Paylaş
Tiyatrocu Rasim Öztekin, Ferhan Şensoy’dan kendisine geçen kavuğu Şevket Çoruh’a devredeceğini açıkladı.
Devir teslim töreni 20 Eylül’de Harbiye Açık Hava’da yapılacak.
Sosyal medyadaki birkaç cılız itirazın dışında, Şevket Çoruh hemen herkesin gönlünün razı olduğu bir isim gibi görünüyor.
İtirazcılar genel olarak şu başlık altında toplanıyor:
“Sırf muhalif olduğu için birine kavuk verilir mi?”
Karşı çıkanlarsa şunu dile getiriyor: “Muhalif olduğu için değil, tiyatroya yıllarca emek ve ‘Baba Tiyatro’yu kurmak gibi hizmetler verdiği için hak etti.”
Bununla birlikte, kimin aldığına değil, kavuğa toptan karşı olanlar da var.
Mesela Ali Poyrazoğlu...
Pazartesi günü kavuk için “İçi boş bir tantana olduğunu düşünüyorum” açıklamasını yaptı.
Ali Poyrazoğlu’nun aksine mesela ben bu tür gelenekleri sıcak bulurum. İnsanları, kuşakları birbirine bağladığına inanıyorum.
Baksanıza, Rasim Öztekin açıklamayı yapar yapmaz, “Bir önce kimdi? Peki o kimden devralmıştı?” diye şecere çıkarmaya başladık: Ferhan Şensoy, Münir Özkul, İsmail Dümbüllü ve Kel Hasan Efendi.

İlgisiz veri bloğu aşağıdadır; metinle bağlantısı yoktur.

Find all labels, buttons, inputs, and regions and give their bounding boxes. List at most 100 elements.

Devir teslimlerdeki belirsizlikler
Kavuğun sadece bugünü değil, dünü de tartışma konusu. Mesela son olarak yönetmen Ferdi Eğilmez, sosyal medyada kavuğun 1968’de yazar Sadık Şendil şahitliğinde Münir Özkul’a devredildiğini öne sürdü.
Bunun üzerine @TekinDeniz_ isimli bir kullanıcı, kavuğun İsmail Dümbüllü tarafından Münir Özkül’a devredilmediğini ve Dümbüllü ailesinde kaldığına dair ayrıntılar yayımladı.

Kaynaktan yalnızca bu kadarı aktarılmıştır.